I’ve been swamped recently; hence, the blog silence last week. Part of it is I’m gearing up for another spate of travel. Part of it is juggling all the writing projects I have in the air, including getting to The End on my latest WIP.
How do you define “The End” ?
-When you first figure out the end of your story?
-When you finish that first draft?
-Or when you’ve polished until you can’t polish anymore?
For me, it’s the third option. I’ve sent this novel out to trusted readers once already. And I’m on the very last chapter in terms of implementing the changes that were raised in that round of criticism. As I gear up to send it out to another batch of readers, I’m feeling optimistic and impatient and a little nervous all that the same time.
And I realized I’ve felt different each time I’ve come to the end of a novel-length project (short stories are different in my experience).

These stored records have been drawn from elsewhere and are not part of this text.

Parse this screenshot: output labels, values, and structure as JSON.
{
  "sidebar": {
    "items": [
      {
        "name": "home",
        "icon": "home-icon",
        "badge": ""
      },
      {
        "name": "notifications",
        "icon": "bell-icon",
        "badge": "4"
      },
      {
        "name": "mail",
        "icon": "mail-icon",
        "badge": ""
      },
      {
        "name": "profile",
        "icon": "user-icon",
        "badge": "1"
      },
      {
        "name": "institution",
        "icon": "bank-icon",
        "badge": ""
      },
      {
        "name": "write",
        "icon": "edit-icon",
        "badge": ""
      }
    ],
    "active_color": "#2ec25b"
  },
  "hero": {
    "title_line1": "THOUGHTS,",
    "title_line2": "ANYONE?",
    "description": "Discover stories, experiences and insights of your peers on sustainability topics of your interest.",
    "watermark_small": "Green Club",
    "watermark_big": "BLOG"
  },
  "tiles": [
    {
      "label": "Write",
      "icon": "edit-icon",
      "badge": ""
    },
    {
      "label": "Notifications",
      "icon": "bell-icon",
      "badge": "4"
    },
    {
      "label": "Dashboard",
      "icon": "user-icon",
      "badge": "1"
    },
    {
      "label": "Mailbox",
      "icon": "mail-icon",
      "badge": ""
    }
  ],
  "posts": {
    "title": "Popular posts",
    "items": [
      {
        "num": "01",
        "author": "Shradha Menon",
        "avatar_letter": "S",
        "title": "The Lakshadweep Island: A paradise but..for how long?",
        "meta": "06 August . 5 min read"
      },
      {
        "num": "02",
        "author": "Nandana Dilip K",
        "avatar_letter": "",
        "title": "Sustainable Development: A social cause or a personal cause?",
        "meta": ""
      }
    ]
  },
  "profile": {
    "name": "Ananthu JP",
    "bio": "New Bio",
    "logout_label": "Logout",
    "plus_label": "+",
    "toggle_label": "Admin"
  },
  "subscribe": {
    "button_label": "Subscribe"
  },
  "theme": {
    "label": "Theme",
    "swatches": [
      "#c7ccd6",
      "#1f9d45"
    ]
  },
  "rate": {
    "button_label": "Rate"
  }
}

My reactions have varied, from insecurity and nervousness (What if it’s not good enough?) to impatience (I just want to finish this story already) to relief and pride in a job well done. And in some cases, disappointment that the book didn’t measure up to what was in my head and I don’t know how to fix that.
But with this story, I’m feeling cautiously optimistic. I’ve felt that way before of course, and to some extent, I think you need to feel that way about all your work at this stage to stay motivated, to keep pushing yourself, and to see things through the publishing process.
So, I’m very happy with what I’ve accomplished with the story. But that doesn’t mean I’m ready to call it a day. My work is just beginning. I just hope I have the stomach for it.